Yüksek Sağlık Konseyi’nden çocuklar için sosyal medya ve akıllı telefon uyarısı: “13 yaş altına sosyal medya yasağı şart”
Konsey, sosyal medyanın küçük çocuklarda uyku ve öğrenme sorunlarını artırdığına dikkat çekti. 13 yaş altı için akıllı telefon yasağı ise “etkisiz ve uygulanamaz” bulundu. Uzmanlar: “Sorun cihaz değil, kullanım biçimi.”
Belçika’da Yüksek Sağlık Konseyi, sosyal medya ve akıllı telefon kullanımına yönelik yeni değerlendirme raporunu açıkladı. Kurul, 13 yaş altındaki çocuklar için sosyal medya yasağını güçlü şekilde desteklerken, aynı yaş grubu için tam kapsamlı akıllı telefon yasağının ise pratikte işlemesinin zor olduğunu bildirdi.

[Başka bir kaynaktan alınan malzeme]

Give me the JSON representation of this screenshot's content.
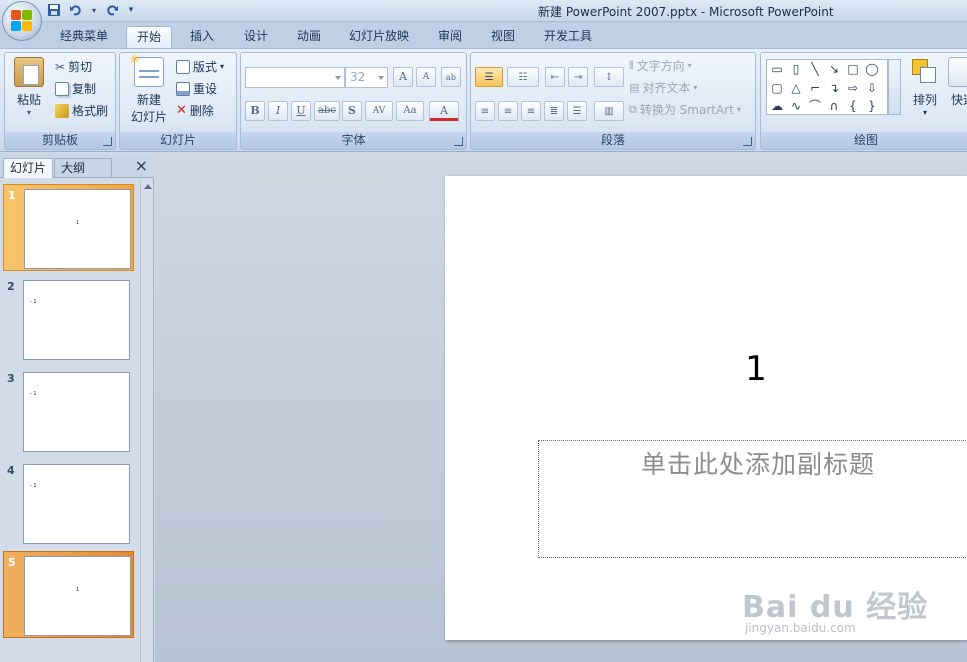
{
  "window": {
    "title": "新建 PowerPoint 2007.pptx - Microsoft PowerPoint"
  },
  "quick_access": {
    "icons": [
      "save-icon",
      "undo-icon",
      "redo-icon",
      "customize-icon"
    ]
  },
  "tabs": [
    {
      "label": "经典菜单",
      "active": false
    },
    {
      "label": "开始",
      "active": true
    },
    {
      "label": "插入",
      "active": false
    },
    {
      "label": "设计",
      "active": false
    },
    {
      "label": "动画",
      "active": false
    },
    {
      "label": "幻灯片放映",
      "active": false
    },
    {
      "label": "审阅",
      "active": false
    },
    {
      "label": "视图",
      "active": false
    },
    {
      "label": "开发工具",
      "active": false
    }
  ],
  "ribbon": {
    "clipboard": {
      "label": "剪贴板",
      "paste": "粘贴",
      "cut": "剪切",
      "copy": "复制",
      "format_painter": "格式刷"
    },
    "slides": {
      "label": "幻灯片",
      "new_slide_line1": "新建",
      "new_slide_line2": "幻灯片",
      "layout": "版式",
      "reset": "重设",
      "delete": "删除"
    },
    "font": {
      "label": "字体",
      "font_name": "",
      "font_size": "32",
      "grow": "A",
      "shrink": "A",
      "bold": "B",
      "italic": "I",
      "underline": "U",
      "strike": "abc",
      "shadow": "S",
      "spacing": "AV",
      "case": "Aa",
      "color": "A"
    },
    "paragraph": {
      "label": "段落",
      "text_direction": "文字方向",
      "align_text": "对齐文本",
      "smartart": "转换为 SmartArt"
    },
    "drawing": {
      "label": "绘图",
      "arrange": "排列",
      "quick_styles": "快速"
    }
  },
  "left_panel": {
    "tab_slides": "幻灯片",
    "tab_outline": "大纲",
    "close": "×",
    "thumbnails": [
      {
        "number": "1",
        "text": "1",
        "selected": true
      },
      {
        "number": "2",
        "text": "- 1",
        "selected": false
      },
      {
        "number": "3",
        "text": "- 1",
        "selected": false
      },
      {
        "number": "4",
        "text": "- 1",
        "selected": false
      },
      {
        "number": "5",
        "text": "1",
        "selected": true
      }
    ]
  },
  "slide": {
    "title": "1",
    "subtitle_placeholder": "单击此处添加副标题"
  },
  "watermark": {
    "brand": "Bai du 经验",
    "url": "jingyan.baidu.com"
  }
}
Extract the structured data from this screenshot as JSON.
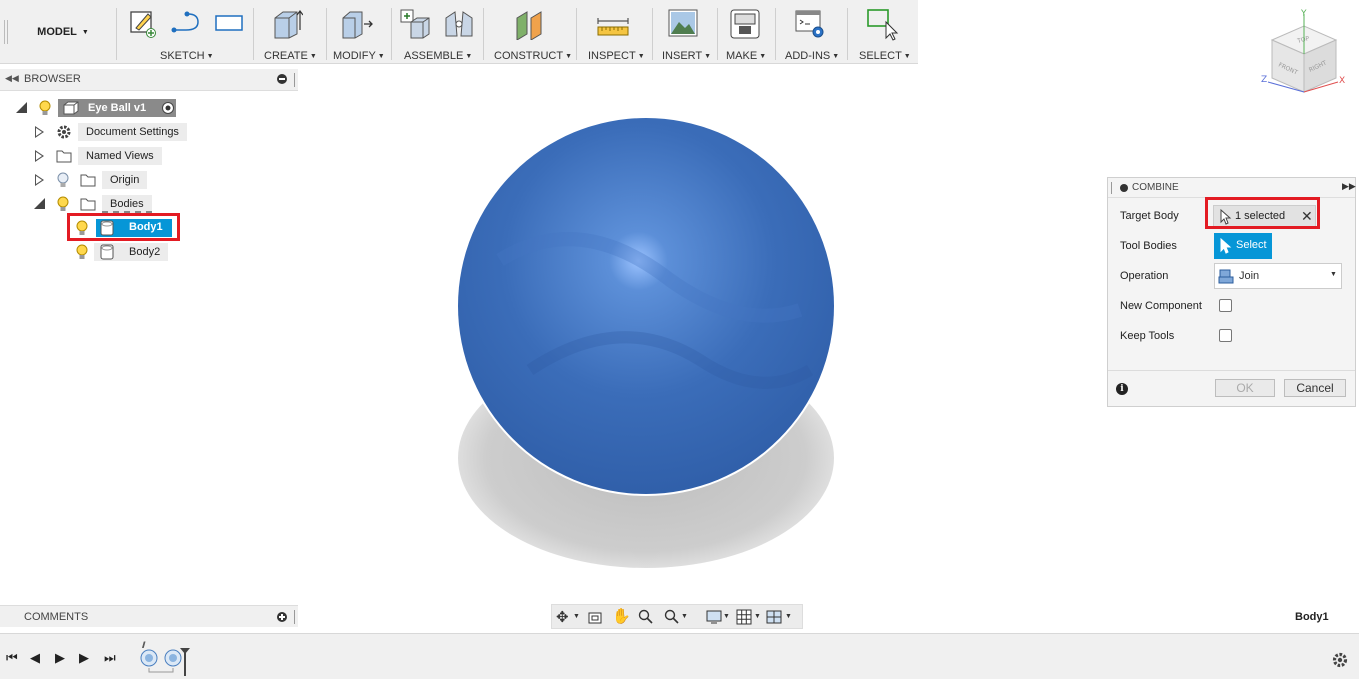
{
  "toolbar": {
    "workspace": "MODEL",
    "groups": [
      {
        "label": "SKETCH"
      },
      {
        "label": "CREATE"
      },
      {
        "label": "MODIFY"
      },
      {
        "label": "ASSEMBLE"
      },
      {
        "label": "CONSTRUCT"
      },
      {
        "label": "INSPECT"
      },
      {
        "label": "INSERT"
      },
      {
        "label": "MAKE"
      },
      {
        "label": "ADD-INS"
      },
      {
        "label": "SELECT"
      }
    ]
  },
  "browser": {
    "title": "BROWSER",
    "root": "Eye Ball v1",
    "items": [
      {
        "label": "Document Settings",
        "icon": "gear-icon"
      },
      {
        "label": "Named Views",
        "icon": "folder-icon"
      },
      {
        "label": "Origin",
        "icon": "folder-icon"
      },
      {
        "label": "Bodies",
        "icon": "folder-icon"
      }
    ],
    "bodies": [
      {
        "label": "Body1",
        "selected": true
      },
      {
        "label": "Body2",
        "selected": false
      }
    ]
  },
  "comments": {
    "title": "COMMENTS"
  },
  "viewcube": {
    "top": "TOP",
    "front": "FRONT",
    "right": "RIGHT",
    "axis_x": "X",
    "axis_y": "Y",
    "axis_z": "Z"
  },
  "combine": {
    "title": "COMBINE",
    "target_body_label": "Target Body",
    "target_body_value": "1 selected",
    "tool_bodies_label": "Tool Bodies",
    "tool_bodies_button": "Select",
    "operation_label": "Operation",
    "operation_value": "Join",
    "new_component_label": "New Component",
    "keep_tools_label": "Keep Tools",
    "ok_label": "OK",
    "cancel_label": "Cancel"
  },
  "status": {
    "selection": "Body1"
  },
  "colors": {
    "accent": "#0696d7",
    "highlight": "#e31b23",
    "sphere": "#3d6db8"
  }
}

Belçika Yüksek Sağlık Konseyi (Hoge Gezondheidsraad), çocuk ve gençlerin sosyal medya ile temasının ruh sağlığı üzerindeki etkilerini inceleyen kapsamlı raporunu yayımladı. Raporda, özellikle 13 yaş altındaki çocukların bilişsel ve duygusal olarak sosyal medya ortamlarının karmaşıklığını yönetmeye hazır olmadığı vurgulanırken, bu yaş grubuna getirilecek sosyal medya yasağının “yerinde ve gerekli” olduğu ifade edildi. Bununla birlikte Konsey, 13 yaş altı çocuklara akıllı telefon yasağı getirilmesinin “kolayca aşılabilir, etkisiz ve aileler tarafından uygulanması son derece zor” olduğunu belirtti.

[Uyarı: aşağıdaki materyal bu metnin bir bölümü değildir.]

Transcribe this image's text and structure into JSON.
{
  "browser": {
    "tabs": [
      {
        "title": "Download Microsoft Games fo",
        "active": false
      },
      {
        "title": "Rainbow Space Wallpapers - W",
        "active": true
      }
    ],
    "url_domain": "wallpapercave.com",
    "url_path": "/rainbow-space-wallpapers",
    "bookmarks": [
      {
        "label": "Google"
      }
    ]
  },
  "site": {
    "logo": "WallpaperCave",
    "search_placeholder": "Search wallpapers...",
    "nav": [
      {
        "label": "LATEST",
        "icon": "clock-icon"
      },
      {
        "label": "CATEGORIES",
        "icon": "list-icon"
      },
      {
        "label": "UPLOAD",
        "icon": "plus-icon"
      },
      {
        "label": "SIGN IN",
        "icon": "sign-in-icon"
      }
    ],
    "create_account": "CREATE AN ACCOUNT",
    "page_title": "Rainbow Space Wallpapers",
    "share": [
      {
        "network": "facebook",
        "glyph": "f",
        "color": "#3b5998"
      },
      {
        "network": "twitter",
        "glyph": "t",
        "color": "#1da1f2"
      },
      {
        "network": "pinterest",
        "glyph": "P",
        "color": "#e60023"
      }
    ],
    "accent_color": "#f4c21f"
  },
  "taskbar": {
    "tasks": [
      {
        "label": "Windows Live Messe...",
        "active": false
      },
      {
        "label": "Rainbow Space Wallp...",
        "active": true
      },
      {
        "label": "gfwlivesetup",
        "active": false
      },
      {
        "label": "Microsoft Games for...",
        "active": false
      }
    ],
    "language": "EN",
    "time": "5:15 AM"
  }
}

Uzman: “Telefon ve sosyal medya otomatik olarak zararlı değil”
Raporun başyazarı, KU Leuven Medya Psikoloğu Laura Vandenbosch, çocukların dijital ortamlarla ilişkisine siyah-beyaz yaklaşmanın hatalı olduğunu söyledi: “13 yaş altı çocuklar sosyal medyaya hazır değil. Ancak telefon veya sosyal medya otomatik olarak zararlı değildir. Asıl belirleyici olan, çocuğun bunları nasıl kullandığıdır.”
Vandenbosch, sosyal medya ve ekran kullanımının olumsuz etkilerini şöyle sıraladı:
- Uyku düzensizliği
- Siber zorbalığa maruz kalma
- Şantaj ve taciz riskleri
- Konsantrasyon ve öğrenme bozuklukları
- Duygusal kırılganlık
- Aşırı görünüm kaygısı
Uzmanlara göre, özellikle pasif kaydırma davranışı, yani çocukların uzun süre boyunca ekranda yalnızca içerik tüketmesi, psikolojik riskleri artırıyor.
“Ebeveynlerin denetimi gerçekçi değil”
Konsey raporunda, akıllı telefon yasaklarının aileleri aşırı sorumluluk altında bıraktığına da dikkat çekti: “10–11 yaşındaki bir çocuğu sürekli gözetim altında tutmak gerçekçi değil. Dijital araçlar çok karmaşık, birçok ebeveyn bunlarla baş etmekte zorlanıyor.”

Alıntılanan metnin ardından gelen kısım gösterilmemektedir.